Wednesday, September 29, 2010

Some thought about the long-term future of eBooks

Nothing whatsoever to do with music this time (and it's been a very LONG time, I know!), but the current growth in eBooks got me thinking, resulting in the following partly-baked thoughts:

If eBooks are thought of as a simple consumer product, they will fail. Books are not simply products that are purchased from a retail outlet, read, and then either discarded or stored away. Far more than that, they form the foundation of a rich subculture which supports charities, democratises literacy, and more.

Additionally, and uniquely amongst media artefacts, they (along with other print media) are their own self-contained interface; unlike CDs, DVDs, video tapes, audio cassettes, and vinyl discs, they require no equipment other than the reader's eyes and brain, in order to be decoded and absorbed.

Books, magazines, newsletters, all come in a huge variety of formats, but the fact that no equipment or interface is required to read them means this heterogeneity is not a problem. eBooks are sold in a variety of proprietary formats, each of which requires a special piece of hardware or software in order to be read by the reader. There's nothing intrinsically wrong with having a variety of readers - Kindle, Sony Readers, iPads and the rest - but if eBooks are to have a future beyond mere novelty, these readers must eventually possess a multi-format capability, enabling them to read eBooks in all known proprietary and Open formats. Human readers can then select the reading platform with which they are most comfortable, safe in the knowledge that they can read eBooks in any format, purchased from any source. And while we're on the subject, this "all formats" capability should also include full backward compatibility with all previous eBook formats, on a continuing, non-expiring basis. There should be no obsolescence of formats, as far as readers are concerned. After all, I can (with care and cotton gloves) read a Medieval manuscript quite easily, despite the hundreds of years since it was printed; so why should I be unable to read an eBook published a mere 20 years ago, just because its format is no longer in use? (This is not idle fretting: try finding an MS Word plugin to enable you to read a document produced using word processor software from 20 years ago - there are plenty of formats from that era which Word cannot open successfully).

OK, so I've mentioned the issues surrounding the ability to read all eBook formats. Now what about this subculture I mentioned in the opening paragraph?

E-bookstore software such as Adobe's Content Server 4 allows for borrowing of eBooks, with an encoded expiration date, so the "lending library" cultural model appears capable of being covered in the eBook realm. However, all of current eBook transactions take place at the corporate level - whether the corporate entity in question is a bookstore or a lending library, and even if the transactions are free. The key element that's missing is putting the DRM or Copy Protection into the hands of private individuals. What we really need is transferrable DRM. Imagine the following scenario: I want to lend you the eBook I just read. If I just email it to you, you'll fall foul of the DRM. However, if my reader of choice has a (hypothetical) "transfer" function, it puts a digital wrapper around the eBook before emailing it to you, which your reader's "receive" function decodes, acquiring the eBook along with the DRM required to read it.

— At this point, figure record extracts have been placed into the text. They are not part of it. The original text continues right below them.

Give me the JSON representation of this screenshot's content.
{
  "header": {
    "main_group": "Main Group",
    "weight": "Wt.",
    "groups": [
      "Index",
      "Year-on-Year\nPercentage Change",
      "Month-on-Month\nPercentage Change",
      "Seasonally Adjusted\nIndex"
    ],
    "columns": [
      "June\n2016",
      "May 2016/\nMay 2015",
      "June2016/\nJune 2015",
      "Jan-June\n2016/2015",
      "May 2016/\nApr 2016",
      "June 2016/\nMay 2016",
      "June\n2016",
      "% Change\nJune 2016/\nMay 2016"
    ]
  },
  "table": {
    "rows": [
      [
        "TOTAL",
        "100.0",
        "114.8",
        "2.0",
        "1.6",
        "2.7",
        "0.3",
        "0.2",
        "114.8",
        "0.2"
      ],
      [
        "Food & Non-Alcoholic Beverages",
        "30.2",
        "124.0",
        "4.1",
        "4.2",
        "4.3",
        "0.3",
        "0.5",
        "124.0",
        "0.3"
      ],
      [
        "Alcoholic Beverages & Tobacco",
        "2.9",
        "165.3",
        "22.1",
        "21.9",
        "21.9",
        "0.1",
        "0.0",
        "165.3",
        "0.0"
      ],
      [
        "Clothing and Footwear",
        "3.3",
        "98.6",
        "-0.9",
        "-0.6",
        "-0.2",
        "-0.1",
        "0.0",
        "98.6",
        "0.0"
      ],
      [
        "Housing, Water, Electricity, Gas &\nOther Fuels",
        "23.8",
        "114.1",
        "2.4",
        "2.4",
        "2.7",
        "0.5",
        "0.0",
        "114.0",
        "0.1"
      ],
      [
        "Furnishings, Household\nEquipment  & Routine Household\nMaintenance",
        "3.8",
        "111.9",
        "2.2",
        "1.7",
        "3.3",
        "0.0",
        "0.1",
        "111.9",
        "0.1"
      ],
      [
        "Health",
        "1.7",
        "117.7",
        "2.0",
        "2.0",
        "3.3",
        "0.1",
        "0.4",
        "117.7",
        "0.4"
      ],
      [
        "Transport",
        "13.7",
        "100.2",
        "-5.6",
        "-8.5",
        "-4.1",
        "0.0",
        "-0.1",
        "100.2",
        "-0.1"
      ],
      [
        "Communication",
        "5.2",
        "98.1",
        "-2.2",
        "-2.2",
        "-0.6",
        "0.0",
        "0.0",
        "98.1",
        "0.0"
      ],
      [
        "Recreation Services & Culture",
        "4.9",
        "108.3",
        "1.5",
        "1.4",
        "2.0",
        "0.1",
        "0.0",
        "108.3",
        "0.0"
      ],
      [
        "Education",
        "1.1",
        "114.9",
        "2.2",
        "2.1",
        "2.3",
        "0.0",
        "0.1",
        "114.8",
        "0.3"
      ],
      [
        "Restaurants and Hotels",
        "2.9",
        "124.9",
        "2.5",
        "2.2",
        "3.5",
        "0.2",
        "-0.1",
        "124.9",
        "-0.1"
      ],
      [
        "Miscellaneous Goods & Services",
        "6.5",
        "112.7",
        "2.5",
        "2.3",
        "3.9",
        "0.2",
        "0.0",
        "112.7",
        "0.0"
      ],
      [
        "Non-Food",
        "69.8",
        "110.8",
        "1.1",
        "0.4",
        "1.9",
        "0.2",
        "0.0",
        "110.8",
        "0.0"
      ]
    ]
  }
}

Meanwhile, although I still have a copy of the eBook on my device, its DRM is now marked as expired, so I cannot read it. In effect I've given you the book. Transferrable DRM. Now that's a rather clumsy process, but it illustrates the principle of what I think of as "transferrable DRM". To give you an eBook, the process would be as described. To lend you an eBook, you'd simply reverse the process after reading, sending it back to me. To donate a book to a charity shop, you'd send the eBook to their computer, and they in turn would send it to someone wishing to buy it from them. And so on. Making ownership of an eBook a simple transferrable token would open up the world of eBooks, enabling them to develop the same rich culture which surrounds the world of printed books.

The publishers wouldn't welcome any of this, of course. They prefer a model in which everyone who reads an eBook reads a copy which they have purchased themselves, at full retail price. But publishers, representing the Business aspect of books, are merely a component of the cultural world of books. Their role in relation to eBooks should be similar, otherwise eBooks will never be a cultural phenomenon, merely a line of retail business, selling to those with large disposable incomes and sidelining the disadvantaged.